"Corn and soybeans may experience different crop rotation benefit changes in the future, which can help U.S. farmers make more informed decisions when facing climate warming," said Junxiong Zhou, Ph.D. candidate in University of Minnesota's Department of Bioproducts and Biosystems Engineering (BBE) and first author on the paper.
Despite climate challenges, the study suggests increasing crop rotation can still improve overall yields and highlights its potential as a climate adaptation strategy.
While most prior studies have focused on the current climate conditions, this new study takes into account a changing climate in the future and how crop rotation is impacted by it. To address this, the researchers used satellite data combined with what they call a "causal forest model," a scientific method that helps to understand cause-and-effect relationships in data. They estimated the benefits of crop rotation under varying climate conditions in the Midwest region of the United States.

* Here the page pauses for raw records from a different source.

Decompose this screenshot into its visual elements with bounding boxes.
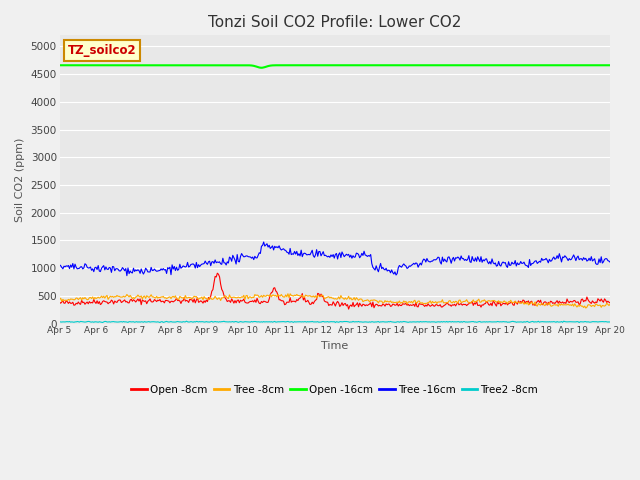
Open -8cm bbox=[322, 299, 330, 305]
Line: Open -8cm: Open -8cm bbox=[60, 273, 610, 309]
Tree -16cm bbox=[319, 249, 327, 254]
Open -8cm bbox=[56, 300, 63, 305]
Tree -16cm bbox=[385, 268, 393, 274]
Open -16cm bbox=[606, 62, 614, 68]
Tree2 -8cm bbox=[575, 320, 583, 325]
Tree2 -8cm bbox=[385, 319, 392, 324]
Open -16cm bbox=[322, 62, 330, 68]
Tree2 -8cm bbox=[606, 319, 614, 325]
Open -16cm bbox=[385, 62, 392, 68]
Open -16cm bbox=[258, 65, 266, 71]
Tree -8cm bbox=[582, 305, 589, 311]
Line: Open -16cm: Open -16cm bbox=[60, 65, 610, 68]
Text: TZ_soilco2: TZ_soilco2 bbox=[68, 44, 136, 57]
Tree2 -8cm bbox=[322, 319, 330, 325]
Open -16cm bbox=[594, 62, 602, 68]
Open -8cm bbox=[509, 302, 517, 308]
Open -8cm bbox=[214, 270, 221, 276]
Open -8cm bbox=[356, 300, 364, 306]
Legend: Open -8cm, Tree -8cm, Open -16cm, Tree -16cm, Tree2 -8cm: Open -8cm, Tree -8cm, Open -16cm, Tree -… bbox=[127, 381, 542, 399]
Tree -8cm bbox=[595, 302, 603, 308]
Tree -16cm bbox=[606, 259, 614, 265]
Tree -16cm bbox=[123, 273, 131, 278]
Open -8cm bbox=[318, 294, 326, 300]
Tree2 -8cm bbox=[318, 319, 326, 324]
Tree -8cm bbox=[284, 291, 292, 297]
Tree -8cm bbox=[56, 297, 63, 302]
Tree -8cm bbox=[385, 299, 392, 305]
Line: Tree2 -8cm: Tree2 -8cm bbox=[60, 321, 610, 323]
Tree -16cm bbox=[595, 256, 603, 262]
Tree2 -8cm bbox=[56, 319, 63, 324]
Tree -8cm bbox=[355, 298, 362, 303]
Open -16cm bbox=[508, 62, 516, 68]
X-axis label: Time: Time bbox=[321, 341, 348, 351]
Tree2 -8cm bbox=[595, 319, 603, 324]
Line: Tree -8cm: Tree -8cm bbox=[60, 294, 610, 308]
Open -16cm bbox=[355, 62, 362, 68]
Tree2 -8cm bbox=[355, 319, 362, 324]
Open -8cm bbox=[345, 306, 353, 312]
Tree -16cm bbox=[356, 255, 364, 261]
Title: Tonzi Soil CO2 Profile: Lower CO2: Tonzi Soil CO2 Profile: Lower CO2 bbox=[208, 15, 461, 30]
Open -16cm bbox=[56, 62, 63, 68]
Open -8cm bbox=[595, 297, 603, 303]
Open -8cm bbox=[606, 300, 614, 306]
Open -8cm bbox=[385, 301, 393, 307]
Open -16cm bbox=[318, 62, 326, 68]
Tree -8cm bbox=[606, 301, 614, 307]
Tree -16cm bbox=[509, 261, 517, 266]
Tree -16cm bbox=[323, 253, 330, 259]
Tree2 -8cm bbox=[508, 319, 516, 324]
Tree -16cm bbox=[260, 239, 268, 245]
Tree -8cm bbox=[508, 300, 516, 306]
Y-axis label: Soil CO2 (ppm): Soil CO2 (ppm) bbox=[15, 137, 25, 222]
Tree -16cm bbox=[56, 262, 63, 268]
Line: Tree -16cm: Tree -16cm bbox=[60, 242, 610, 276]
Tree -8cm bbox=[318, 292, 326, 298]
Tree2 -8cm bbox=[182, 318, 190, 324]
Tree -8cm bbox=[322, 295, 330, 301]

"Millions of satellite observations and advanced machine learning models enable us to quantify the climate impacts on crop rotation benefits at the subfield level over the Midwest," said Zhenong Jin, an associate professor in BBE and senior author on the paper.

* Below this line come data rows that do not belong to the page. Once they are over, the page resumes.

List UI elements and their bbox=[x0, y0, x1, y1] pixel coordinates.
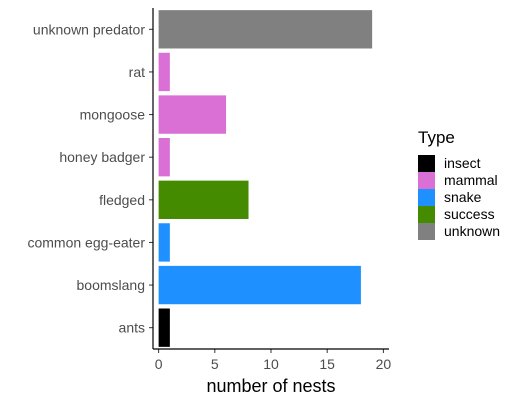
legend-label-snake: snake bbox=[444, 189, 482, 205]
x-tick-label: 0 bbox=[155, 356, 163, 372]
category-label: honey badger bbox=[59, 149, 145, 165]
legend-swatch-insect bbox=[418, 155, 435, 172]
bar-common-egg-eater bbox=[158, 223, 170, 262]
bar-mongoose bbox=[158, 95, 227, 134]
legend-label-unknown: unknown bbox=[444, 223, 500, 239]
bar-fledged bbox=[158, 180, 249, 219]
category-label: fledged bbox=[99, 192, 145, 208]
legend-title: Type bbox=[418, 128, 455, 147]
category-labels: unknown predator rat mongoose honey badger f… bbox=[27, 21, 153, 336]
category-label: common egg-eater bbox=[27, 234, 145, 250]
x-axis-ticks: 0 5 10 15 20 bbox=[155, 349, 392, 372]
bar-honey-badger bbox=[158, 138, 170, 177]
legend-swatch-unknown bbox=[418, 223, 435, 240]
category-label: mongoose bbox=[80, 107, 146, 123]
category-label: boomslang bbox=[77, 277, 146, 293]
x-axis-title: number of nests bbox=[206, 376, 335, 396]
x-tick-label: 10 bbox=[263, 356, 279, 372]
bar-rat bbox=[158, 52, 170, 92]
bar-boomslang bbox=[158, 265, 361, 305]
bar-unknown-predator bbox=[158, 10, 373, 49]
category-label: rat bbox=[129, 64, 145, 80]
bars-group bbox=[158, 10, 373, 347]
legend-swatch-success bbox=[418, 206, 435, 223]
x-tick-label: 20 bbox=[376, 356, 392, 372]
category-label: ants bbox=[119, 320, 145, 336]
category-label: unknown predator bbox=[33, 21, 145, 37]
legend-swatch-snake bbox=[418, 189, 435, 206]
legend-label-success: success bbox=[444, 206, 495, 222]
x-tick-label: 5 bbox=[211, 356, 219, 372]
x-tick-label: 15 bbox=[319, 356, 335, 372]
legend-swatch-mammal bbox=[418, 172, 435, 189]
legend-label-mammal: mammal bbox=[444, 172, 498, 188]
bar-ants bbox=[158, 308, 170, 347]
legend-label-insect: insect bbox=[444, 155, 481, 171]
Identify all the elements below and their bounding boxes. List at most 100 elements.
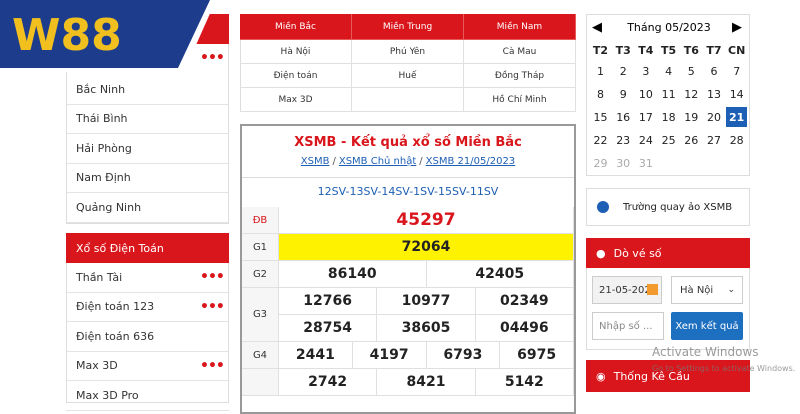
breadcrumb: XSMB / XSMB Chủ nhật / XSMB 21/05/2023 <box>242 156 574 167</box>
prize-label: G1 <box>242 234 279 261</box>
province-item[interactable]: Bắc Ninh <box>66 75 229 105</box>
more-dots[interactable]: ••• <box>200 357 225 374</box>
province-item[interactable]: Hải Phòng <box>66 134 229 164</box>
calendar-title: Tháng 05/2023 <box>627 21 711 34</box>
logo-text: W88 <box>12 10 122 61</box>
region-cell[interactable]: Hồ Chí Minh <box>464 88 576 112</box>
prize-label: G2 <box>242 261 279 288</box>
prize-number: 4197 <box>352 342 427 369</box>
play-icon <box>597 201 609 213</box>
day[interactable]: 2 <box>619 64 627 78</box>
region-header[interactable]: Miền Bắc <box>240 14 352 40</box>
day[interactable]: 6 <box>710 64 718 78</box>
prev-month[interactable]: ◀ <box>592 20 602 35</box>
day[interactable]: 28 <box>729 133 744 147</box>
province-item[interactable]: Quảng Ninh <box>66 193 229 223</box>
region-cell[interactable]: Max 3D <box>240 88 352 112</box>
day[interactable]: 11 <box>661 87 676 101</box>
region-cell[interactable]: Điện toán <box>240 64 352 88</box>
submit-button[interactable]: Xem kết quả <box>671 312 743 340</box>
day[interactable]: 3 <box>642 64 650 78</box>
menu-item[interactable]: Điện toán 123 <box>66 293 229 322</box>
day[interactable]: 17 <box>638 110 653 124</box>
more-dots[interactable]: ••• <box>200 269 225 285</box>
day[interactable]: 10 <box>638 87 653 101</box>
codes: 12SV-13SV-14SV-1SV-15SV-11SV <box>317 185 499 198</box>
region-cell[interactable]: Cà Mau <box>464 40 576 64</box>
day[interactable]: 18 <box>661 110 676 124</box>
day[interactable]: 29 <box>593 156 608 170</box>
prize-number: 72064 <box>279 234 574 261</box>
day[interactable]: 27 <box>707 133 721 147</box>
day[interactable]: 21 <box>726 107 748 127</box>
province-select[interactable]: Hà Nội ⌄ <box>671 276 743 304</box>
day[interactable]: 7 <box>733 64 741 78</box>
prize-number: 86140 <box>279 261 427 288</box>
day[interactable]: 24 <box>638 133 653 147</box>
day[interactable]: 19 <box>684 110 699 124</box>
breadcrumb-link[interactable]: XSMB 21/05/2023 <box>425 156 516 167</box>
day[interactable]: 22 <box>593 133 608 147</box>
studio-link[interactable]: Trường quay ảo XSMB <box>586 188 750 226</box>
day[interactable]: 15 <box>593 110 608 124</box>
day[interactable]: 13 <box>707 87 721 101</box>
menu-item[interactable]: Thần Tài <box>66 263 229 293</box>
region-cell[interactable]: Huế <box>352 64 464 88</box>
day[interactable]: 8 <box>597 87 604 101</box>
region-header[interactable]: Miền Trung <box>352 14 464 40</box>
separator: / <box>419 156 423 167</box>
region-cell[interactable]: Hà Nội <box>240 40 352 64</box>
prize-number: 2742 <box>279 369 378 396</box>
prize-number: 45297 <box>279 207 574 234</box>
ticket-title: Dò vé số <box>613 246 662 260</box>
menu-item[interactable]: Max 3D <box>66 352 229 381</box>
weekday: T3 <box>615 43 631 57</box>
day[interactable]: 12 <box>684 87 699 101</box>
prize-number: 02349 <box>475 288 574 315</box>
number-input[interactable]: Nhập số ... <box>592 312 664 340</box>
separator: / <box>332 156 336 167</box>
region-cell[interactable]: Đồng Tháp <box>464 64 576 88</box>
prize-number: 5142 <box>475 369 574 396</box>
weekday: T5 <box>661 43 677 57</box>
day[interactable]: 25 <box>661 133 676 147</box>
day[interactable]: 20 <box>707 110 721 124</box>
day[interactable]: 30 <box>616 156 631 170</box>
day[interactable]: 4 <box>665 64 673 78</box>
day[interactable]: 9 <box>619 87 627 101</box>
day[interactable]: 23 <box>616 133 631 147</box>
weekday: T4 <box>638 43 654 57</box>
region-cell[interactable]: Phú Yên <box>352 40 464 64</box>
prize-number: 38605 <box>377 315 476 342</box>
breadcrumb-link[interactable]: XSMB Chủ nhật <box>338 156 417 167</box>
day[interactable]: 5 <box>687 64 695 78</box>
day[interactable]: 31 <box>638 156 653 170</box>
province-item[interactable]: Nam Định <box>66 164 229 193</box>
breadcrumb-link[interactable]: XSMB <box>300 156 330 167</box>
prize-label: G4 <box>242 342 279 369</box>
logo[interactable]: W88 <box>0 0 220 76</box>
province-item[interactable]: Thái Bình <box>66 105 229 134</box>
region-cell <box>352 88 464 112</box>
weekday: CN <box>728 43 746 57</box>
region-header[interactable]: Miền Nam <box>464 14 576 40</box>
studio-text: Trường quay ảo XSMB <box>623 201 733 213</box>
calendar <box>586 14 750 176</box>
prize-number: 2441 <box>279 342 353 369</box>
next-month[interactable]: ▶ <box>732 20 742 35</box>
menu-item[interactable]: Max 3D Pro <box>66 381 229 411</box>
stats-header[interactable]: ◉ Thống Kê Cầu <box>586 360 750 392</box>
prize-number: 42405 <box>426 261 574 288</box>
day[interactable]: 14 <box>729 87 744 101</box>
weekday: T6 <box>683 43 699 57</box>
more-dots[interactable]: ••• <box>200 298 225 315</box>
day[interactable]: 26 <box>684 133 699 147</box>
more-dots[interactable]: ••• <box>200 50 225 66</box>
section-header: Xổ số Điện Toán <box>66 233 229 263</box>
weekday: T7 <box>706 43 722 57</box>
day[interactable]: 16 <box>616 110 631 124</box>
date-input[interactable]: 21-05-202 <box>592 276 662 304</box>
prize-number: 8421 <box>377 369 476 396</box>
day[interactable]: 1 <box>597 64 604 78</box>
menu-item[interactable]: Điện toán 636 <box>66 322 229 352</box>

To analyze this enormous amount of data, the researchers used an advanced machine learning tool that teaches computers to learn from examples and improve at tasks without being explicitly programmed. This helped the team understand how crop rotation benefits corn and soybean yields in the U.S. Midwest.

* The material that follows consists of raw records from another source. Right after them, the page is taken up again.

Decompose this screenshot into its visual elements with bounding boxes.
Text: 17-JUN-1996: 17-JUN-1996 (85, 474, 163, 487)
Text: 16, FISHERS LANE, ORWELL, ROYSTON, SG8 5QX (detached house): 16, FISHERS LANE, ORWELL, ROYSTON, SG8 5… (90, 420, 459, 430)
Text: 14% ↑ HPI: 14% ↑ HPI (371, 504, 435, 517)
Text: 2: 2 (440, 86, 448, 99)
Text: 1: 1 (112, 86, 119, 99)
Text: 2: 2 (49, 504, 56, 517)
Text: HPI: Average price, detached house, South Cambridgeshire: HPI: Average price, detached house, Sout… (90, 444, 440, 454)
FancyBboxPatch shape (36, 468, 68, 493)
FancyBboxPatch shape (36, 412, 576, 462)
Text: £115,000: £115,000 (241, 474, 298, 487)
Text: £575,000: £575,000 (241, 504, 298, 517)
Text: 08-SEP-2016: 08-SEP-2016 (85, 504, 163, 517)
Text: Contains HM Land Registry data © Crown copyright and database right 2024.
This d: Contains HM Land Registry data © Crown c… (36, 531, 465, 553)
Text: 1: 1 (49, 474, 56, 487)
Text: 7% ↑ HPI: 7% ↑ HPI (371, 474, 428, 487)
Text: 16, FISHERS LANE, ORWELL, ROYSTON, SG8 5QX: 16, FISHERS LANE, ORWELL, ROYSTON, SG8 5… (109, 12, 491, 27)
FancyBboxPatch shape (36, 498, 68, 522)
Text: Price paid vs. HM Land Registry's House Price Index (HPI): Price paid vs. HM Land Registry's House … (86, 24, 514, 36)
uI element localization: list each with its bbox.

"This study demonstrates the great potential of interpretable machine learning for estimating large-scale effects of agricultural management practices," said David Mulla, a professor and Larson Endowed Chair in soil and water resources at the U of M's College of Food, Agricultural and Natural Resource Sciences, and a senior researcher at the AI Institute for Climate-Land Interactions, Mitigation, Adaptation, Tradeoffs and Economy (AI-CLIMATE).